Mechanical properties and epitaxial growth of TiN/AlN superlattices

TiN/AlN superlattice coatings combine the superlattice effect and the outstanding properties of AlN in its non-equilibrium face-centred cubic (NaCl-type, rs) structure. In comparison with their non-layered counterparts, the superlattice films exhibit superior and strongly bilayer-period-dependent mechanical properties. Here we analyse the structure and mechanical properties of superlattices with AlN layer thicknesses of 0.9, 1.2, and 1.5 nm and different TiN layer thicknesses. We found that the maximum AlN layer thickness, up to which AlN can be fully stabilized in its metastable rs structure, depends on the substrate material and is at least 1.5 nm for coatings on MgO (100) and 0.9 nm for the coatings grown on Si (100) or Al2O311¯02. Our data also show that with increasing thickness of the template layer, the crystallization of AlN in the stable wurtzite structure is favoured. TiN/AlN superlattice coatings on MgO (100) exhibit the highest hardness values, peaking at 37.0 ± 0.5 GPa for AlN layer thicknesses of 0.9 nm and a bilayer period of 2.5 nm. Films with ultra-small bilayer periods exhibit high hardness combined with low values of elastic modulus suggesting a high elastic-strain-to-failure for these coatings.
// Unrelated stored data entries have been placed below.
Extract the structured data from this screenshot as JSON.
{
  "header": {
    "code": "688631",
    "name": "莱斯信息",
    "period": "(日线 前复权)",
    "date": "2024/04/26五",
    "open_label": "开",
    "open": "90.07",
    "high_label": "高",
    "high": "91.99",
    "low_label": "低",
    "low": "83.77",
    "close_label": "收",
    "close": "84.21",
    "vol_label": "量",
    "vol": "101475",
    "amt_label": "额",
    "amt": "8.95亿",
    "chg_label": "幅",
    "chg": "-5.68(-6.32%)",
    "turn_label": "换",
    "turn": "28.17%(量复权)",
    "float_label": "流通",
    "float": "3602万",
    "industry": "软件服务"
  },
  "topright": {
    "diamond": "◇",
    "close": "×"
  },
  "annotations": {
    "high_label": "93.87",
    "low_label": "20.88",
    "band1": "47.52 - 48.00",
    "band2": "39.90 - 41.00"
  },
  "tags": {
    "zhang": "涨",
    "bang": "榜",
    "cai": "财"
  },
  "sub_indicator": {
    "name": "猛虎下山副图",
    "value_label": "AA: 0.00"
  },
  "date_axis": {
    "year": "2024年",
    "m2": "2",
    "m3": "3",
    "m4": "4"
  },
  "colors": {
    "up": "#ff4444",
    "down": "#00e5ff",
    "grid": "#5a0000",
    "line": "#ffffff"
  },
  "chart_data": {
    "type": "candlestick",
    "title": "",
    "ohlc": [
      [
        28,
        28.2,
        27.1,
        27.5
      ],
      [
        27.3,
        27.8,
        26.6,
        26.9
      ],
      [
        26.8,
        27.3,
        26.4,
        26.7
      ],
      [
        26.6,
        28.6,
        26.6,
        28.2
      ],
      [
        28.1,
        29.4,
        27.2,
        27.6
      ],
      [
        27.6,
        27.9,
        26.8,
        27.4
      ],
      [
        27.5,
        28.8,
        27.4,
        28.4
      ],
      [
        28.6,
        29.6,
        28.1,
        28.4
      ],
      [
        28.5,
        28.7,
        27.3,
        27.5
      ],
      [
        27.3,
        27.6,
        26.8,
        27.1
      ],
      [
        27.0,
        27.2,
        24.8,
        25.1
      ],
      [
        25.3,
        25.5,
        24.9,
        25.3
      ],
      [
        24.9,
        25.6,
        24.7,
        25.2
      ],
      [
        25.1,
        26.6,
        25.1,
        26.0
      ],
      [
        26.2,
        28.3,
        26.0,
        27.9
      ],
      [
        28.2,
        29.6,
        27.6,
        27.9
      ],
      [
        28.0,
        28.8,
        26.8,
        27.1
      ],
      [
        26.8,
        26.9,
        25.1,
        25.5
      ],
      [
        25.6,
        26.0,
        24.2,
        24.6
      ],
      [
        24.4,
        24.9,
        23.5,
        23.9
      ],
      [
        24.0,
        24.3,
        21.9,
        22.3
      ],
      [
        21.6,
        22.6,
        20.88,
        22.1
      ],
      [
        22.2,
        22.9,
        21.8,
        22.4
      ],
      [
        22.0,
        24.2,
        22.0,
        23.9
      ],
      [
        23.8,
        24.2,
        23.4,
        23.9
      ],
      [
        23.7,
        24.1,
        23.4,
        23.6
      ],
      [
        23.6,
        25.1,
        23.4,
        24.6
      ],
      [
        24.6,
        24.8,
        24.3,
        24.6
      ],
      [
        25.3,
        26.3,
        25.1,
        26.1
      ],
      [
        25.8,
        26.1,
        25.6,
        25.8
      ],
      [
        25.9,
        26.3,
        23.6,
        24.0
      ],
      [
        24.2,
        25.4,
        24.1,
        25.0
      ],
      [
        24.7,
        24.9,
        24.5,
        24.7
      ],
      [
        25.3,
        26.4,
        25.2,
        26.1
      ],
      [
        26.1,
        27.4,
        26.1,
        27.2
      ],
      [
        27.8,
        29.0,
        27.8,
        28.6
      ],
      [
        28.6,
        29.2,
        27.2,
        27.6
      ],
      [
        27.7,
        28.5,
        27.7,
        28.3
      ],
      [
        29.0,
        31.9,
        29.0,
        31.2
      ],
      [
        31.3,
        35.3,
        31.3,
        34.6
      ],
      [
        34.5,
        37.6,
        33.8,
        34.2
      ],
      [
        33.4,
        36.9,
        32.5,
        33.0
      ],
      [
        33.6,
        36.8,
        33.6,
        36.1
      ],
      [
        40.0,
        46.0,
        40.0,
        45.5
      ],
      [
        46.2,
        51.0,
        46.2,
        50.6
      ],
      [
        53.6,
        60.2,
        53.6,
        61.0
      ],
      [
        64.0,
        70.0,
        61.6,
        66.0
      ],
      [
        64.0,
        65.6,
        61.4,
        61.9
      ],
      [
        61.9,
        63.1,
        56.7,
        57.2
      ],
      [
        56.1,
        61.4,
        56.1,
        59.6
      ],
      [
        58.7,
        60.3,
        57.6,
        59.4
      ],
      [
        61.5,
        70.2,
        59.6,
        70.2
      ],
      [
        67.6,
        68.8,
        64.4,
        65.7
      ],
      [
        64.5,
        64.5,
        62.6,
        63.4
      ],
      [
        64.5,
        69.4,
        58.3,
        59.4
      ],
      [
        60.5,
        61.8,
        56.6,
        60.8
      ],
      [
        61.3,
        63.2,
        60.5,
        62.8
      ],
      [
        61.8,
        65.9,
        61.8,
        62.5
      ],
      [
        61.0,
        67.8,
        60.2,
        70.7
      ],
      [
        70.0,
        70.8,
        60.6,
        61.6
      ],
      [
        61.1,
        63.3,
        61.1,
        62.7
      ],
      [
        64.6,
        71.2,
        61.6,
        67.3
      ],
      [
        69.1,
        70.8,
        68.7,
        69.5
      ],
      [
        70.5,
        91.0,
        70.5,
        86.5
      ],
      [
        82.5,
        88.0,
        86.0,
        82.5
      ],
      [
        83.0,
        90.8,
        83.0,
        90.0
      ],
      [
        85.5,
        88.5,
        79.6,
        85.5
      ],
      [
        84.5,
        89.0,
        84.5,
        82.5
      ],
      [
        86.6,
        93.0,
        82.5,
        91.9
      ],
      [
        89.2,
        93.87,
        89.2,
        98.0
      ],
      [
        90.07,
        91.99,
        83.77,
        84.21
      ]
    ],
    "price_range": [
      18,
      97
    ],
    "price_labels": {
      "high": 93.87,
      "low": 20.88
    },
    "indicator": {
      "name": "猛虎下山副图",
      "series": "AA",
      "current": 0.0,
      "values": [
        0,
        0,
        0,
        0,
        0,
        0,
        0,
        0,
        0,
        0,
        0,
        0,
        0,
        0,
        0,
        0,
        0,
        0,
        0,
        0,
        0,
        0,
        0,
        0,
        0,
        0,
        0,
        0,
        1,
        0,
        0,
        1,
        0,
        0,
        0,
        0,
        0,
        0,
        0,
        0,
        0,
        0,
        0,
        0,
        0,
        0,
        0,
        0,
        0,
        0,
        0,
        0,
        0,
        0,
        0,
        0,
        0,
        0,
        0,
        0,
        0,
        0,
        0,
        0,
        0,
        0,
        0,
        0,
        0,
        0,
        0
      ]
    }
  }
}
The highest toughness was found for superlattice films grown on MgO (100), scaling inversely with the bilayer period. •Growth on MgO (100) maximizes the thickness of the cubic AlN layer.•Thicker template layers promote crystallization of phases in their stable structure.•TiN/AlN superlattices grown on MgO (100) exhibit superior mechanical properties.•Fracture behaviour indicates deformation-induced phase transformation.